Ci-dessus l’Orangerie, ci-dessous vue sur le parc et l’Odet. (Photos Philippe Perrichon)
Le propos de l’événement est axé sur l’œuvre poétique de RYOKAN, moine zen du XIXe siècle dont on peut ici rappeler sommairement l’étrange parcours. Né, comme Shiho NARUSHIMA, dans la province de Niigata, RYOKAN semble tout destiné à reprendre les fonctions paternelles de prêtre shintoïste mais, contrairement aux espérances familiales, sa prédilection personnelle le porte à suivre l’enseignement d’un maître zen sôtô.
Les cinq calligraphies de Izumi Kohama et le Enso qui constitue le logo de l’association. (Photo Izumi Kohama Moulin)
Après qu’il eût pratiqué assidûment auprès de son maître pendant plusieurs années, celui-ci le gratifia de la transmission qui fit de lui son successeur et lui confia ses disciples et la charge du temple dont il était responsable. Cependant son maître décède peu de temps après, et RYOKAN décide alors de renoncer aux charges et titres qui lui auraient assuré un avenir confortable et devient moine errant pendant plusieurs années, avant de construire un ermitage sommaire sur le flanc du mont Yugi non loin de son village natal. Il y passera le reste de sa vie, produisant, sans jamais être publié, des centaines de poèmes et des calligraphies qui, parfois lui serviront de monnaie d’échange pour glaner quelque nourriture dans les villages de la vallée.

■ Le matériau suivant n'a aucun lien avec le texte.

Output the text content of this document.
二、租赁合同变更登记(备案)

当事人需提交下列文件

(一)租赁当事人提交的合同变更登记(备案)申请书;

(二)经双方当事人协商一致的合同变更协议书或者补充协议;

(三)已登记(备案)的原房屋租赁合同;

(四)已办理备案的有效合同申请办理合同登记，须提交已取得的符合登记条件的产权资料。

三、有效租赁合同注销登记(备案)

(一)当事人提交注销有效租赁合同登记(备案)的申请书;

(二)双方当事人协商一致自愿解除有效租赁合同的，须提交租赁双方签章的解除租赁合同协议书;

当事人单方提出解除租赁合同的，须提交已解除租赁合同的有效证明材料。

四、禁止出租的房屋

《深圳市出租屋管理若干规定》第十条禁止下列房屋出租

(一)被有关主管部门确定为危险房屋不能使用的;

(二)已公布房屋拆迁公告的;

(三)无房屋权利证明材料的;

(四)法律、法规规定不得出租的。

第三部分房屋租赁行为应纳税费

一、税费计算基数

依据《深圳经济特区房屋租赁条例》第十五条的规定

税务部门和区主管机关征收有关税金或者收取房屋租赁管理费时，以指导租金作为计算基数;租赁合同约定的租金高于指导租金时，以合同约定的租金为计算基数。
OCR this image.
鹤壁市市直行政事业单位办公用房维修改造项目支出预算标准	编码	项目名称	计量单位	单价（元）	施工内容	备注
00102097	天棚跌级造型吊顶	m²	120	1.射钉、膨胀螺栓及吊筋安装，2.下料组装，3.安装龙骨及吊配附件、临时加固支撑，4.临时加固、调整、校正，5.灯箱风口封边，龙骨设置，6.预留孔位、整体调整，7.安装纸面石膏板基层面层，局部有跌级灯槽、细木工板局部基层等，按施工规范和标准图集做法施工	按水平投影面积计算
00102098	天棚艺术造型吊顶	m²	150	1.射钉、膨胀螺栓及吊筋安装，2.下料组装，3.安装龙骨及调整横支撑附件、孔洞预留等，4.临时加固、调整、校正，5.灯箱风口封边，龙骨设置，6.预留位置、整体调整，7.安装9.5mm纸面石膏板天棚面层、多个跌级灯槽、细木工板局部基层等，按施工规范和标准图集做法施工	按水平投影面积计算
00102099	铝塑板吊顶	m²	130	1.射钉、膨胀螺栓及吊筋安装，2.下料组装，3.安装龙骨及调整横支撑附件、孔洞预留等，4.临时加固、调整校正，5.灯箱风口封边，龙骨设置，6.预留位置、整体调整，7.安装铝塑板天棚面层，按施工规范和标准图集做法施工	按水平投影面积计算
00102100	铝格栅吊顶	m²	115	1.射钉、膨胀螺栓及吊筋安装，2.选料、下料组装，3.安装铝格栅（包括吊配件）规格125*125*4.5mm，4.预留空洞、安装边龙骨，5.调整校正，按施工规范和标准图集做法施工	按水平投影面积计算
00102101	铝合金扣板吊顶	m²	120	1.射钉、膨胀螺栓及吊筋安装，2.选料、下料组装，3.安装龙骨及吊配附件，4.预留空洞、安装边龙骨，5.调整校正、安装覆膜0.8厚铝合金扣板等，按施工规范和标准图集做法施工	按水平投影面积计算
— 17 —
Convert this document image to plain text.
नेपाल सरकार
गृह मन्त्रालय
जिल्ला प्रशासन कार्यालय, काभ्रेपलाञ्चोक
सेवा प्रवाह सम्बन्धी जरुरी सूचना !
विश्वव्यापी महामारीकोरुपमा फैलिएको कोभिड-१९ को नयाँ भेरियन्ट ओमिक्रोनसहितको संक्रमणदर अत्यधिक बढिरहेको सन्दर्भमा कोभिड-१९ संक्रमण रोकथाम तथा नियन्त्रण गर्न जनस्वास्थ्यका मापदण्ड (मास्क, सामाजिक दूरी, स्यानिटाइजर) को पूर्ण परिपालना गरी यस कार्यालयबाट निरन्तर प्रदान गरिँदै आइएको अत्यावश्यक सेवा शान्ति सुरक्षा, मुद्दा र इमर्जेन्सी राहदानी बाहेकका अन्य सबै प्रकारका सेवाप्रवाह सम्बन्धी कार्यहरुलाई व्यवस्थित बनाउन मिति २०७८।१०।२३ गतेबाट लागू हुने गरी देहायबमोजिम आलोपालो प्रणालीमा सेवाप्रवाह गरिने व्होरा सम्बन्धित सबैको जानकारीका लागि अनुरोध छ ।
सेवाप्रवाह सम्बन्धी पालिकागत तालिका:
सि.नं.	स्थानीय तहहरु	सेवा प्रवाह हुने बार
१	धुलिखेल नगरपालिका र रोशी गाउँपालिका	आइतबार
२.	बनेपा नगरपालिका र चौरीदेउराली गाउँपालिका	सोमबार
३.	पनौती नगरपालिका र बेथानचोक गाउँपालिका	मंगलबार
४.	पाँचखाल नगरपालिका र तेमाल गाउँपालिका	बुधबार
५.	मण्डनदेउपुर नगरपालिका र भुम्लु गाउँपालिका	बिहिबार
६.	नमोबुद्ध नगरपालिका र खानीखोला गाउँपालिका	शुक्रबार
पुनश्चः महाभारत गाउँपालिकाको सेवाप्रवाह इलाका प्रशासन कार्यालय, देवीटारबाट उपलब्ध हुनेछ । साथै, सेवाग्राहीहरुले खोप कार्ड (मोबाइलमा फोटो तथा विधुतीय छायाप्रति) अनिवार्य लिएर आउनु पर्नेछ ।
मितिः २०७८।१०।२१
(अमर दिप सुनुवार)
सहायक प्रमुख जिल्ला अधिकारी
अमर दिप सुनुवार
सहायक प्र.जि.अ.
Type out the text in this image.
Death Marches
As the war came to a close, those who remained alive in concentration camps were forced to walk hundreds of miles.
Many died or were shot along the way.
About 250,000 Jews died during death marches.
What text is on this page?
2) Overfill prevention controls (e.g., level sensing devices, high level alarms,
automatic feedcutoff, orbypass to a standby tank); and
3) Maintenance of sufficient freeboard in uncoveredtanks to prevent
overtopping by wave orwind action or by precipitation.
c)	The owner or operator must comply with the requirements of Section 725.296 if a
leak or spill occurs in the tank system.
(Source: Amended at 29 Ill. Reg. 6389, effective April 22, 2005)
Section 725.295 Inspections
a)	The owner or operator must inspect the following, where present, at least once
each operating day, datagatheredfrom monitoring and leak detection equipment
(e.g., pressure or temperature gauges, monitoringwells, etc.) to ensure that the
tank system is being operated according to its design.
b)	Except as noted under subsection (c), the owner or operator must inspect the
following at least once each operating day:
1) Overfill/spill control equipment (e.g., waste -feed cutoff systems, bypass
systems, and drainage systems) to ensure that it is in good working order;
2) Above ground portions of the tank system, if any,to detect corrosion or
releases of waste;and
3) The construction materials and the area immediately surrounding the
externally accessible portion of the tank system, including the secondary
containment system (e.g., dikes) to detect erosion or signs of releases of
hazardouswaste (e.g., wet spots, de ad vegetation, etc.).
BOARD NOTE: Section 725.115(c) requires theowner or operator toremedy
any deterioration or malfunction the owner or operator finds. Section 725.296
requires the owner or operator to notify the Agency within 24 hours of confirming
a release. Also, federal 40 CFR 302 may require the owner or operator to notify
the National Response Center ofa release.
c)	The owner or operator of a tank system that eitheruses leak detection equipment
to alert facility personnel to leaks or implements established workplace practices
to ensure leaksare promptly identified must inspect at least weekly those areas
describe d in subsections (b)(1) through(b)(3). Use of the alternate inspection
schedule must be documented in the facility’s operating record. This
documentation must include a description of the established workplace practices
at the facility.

Il marquera d’une empreinte forte les villageois qu’il côtoiera : bien que moine, il n’hésitait pas à partager avec eux le saké qu’on lui offrait et, s’il vivait dans des conditions de confort plus que sommaires, il partageait cependant volontiers le peu qu’il avait. Il relata un jour dans un de ses poèmes que, durant la nuit, un voleur lui déroba le peu de nourriture qu’il avait et jusqu’à la pauvre couverture qui le protégeait du froid. Après le départ du voleur, il regarda le ciel à travers sa fenêtre et dit : « Il a oublié d’emporter la lune !» RYOKAN a transmis l’essentiel de sa philosophie dans ses poèmes et ses calligraphies, mais si elle nous est connue aujourd’hui, ainsi que sa correspondance, c’est grâce à TEISHIN, une jeune nonne de 28 ans qui deviendra une amie très proche et dans les bras de qui, à 72 ans, il rendra son dernier soupir.
Ce parcours peu conventionnel, c’est Hiromi ASAÏ ( https://hiromiasai.com/ ) qui nous le conte, et de façon peu conventionnelle à son tour ! Elle est vêtue d’un magnifique kimono et d’un obi traditionnels. Citant les poèmes de RYOKAN, en japonais – et avec quelle musicalité ! – de sa voix claire et puissante quoique douce, puis les traduisant avec une grande précision en français sans en altérer la dimension poétique, elle réussit à transporter tout son public dans la dimension délicate, émouvante, drôle ou mélancolique de RYOKAN, et nombre de personnes dans l’assistance ressentiront un choc émotionnel qui leur tirera des larmes : la grâce était incarnée, dans ce décor de murs de pierres tapissés des quatre grandes calligraphies réalisées par Izumi KOHAMA tandis que sous les doigts de Shiho NARUSHIMA les arpèges délicats ponctuaient la poésie de RYOKAN…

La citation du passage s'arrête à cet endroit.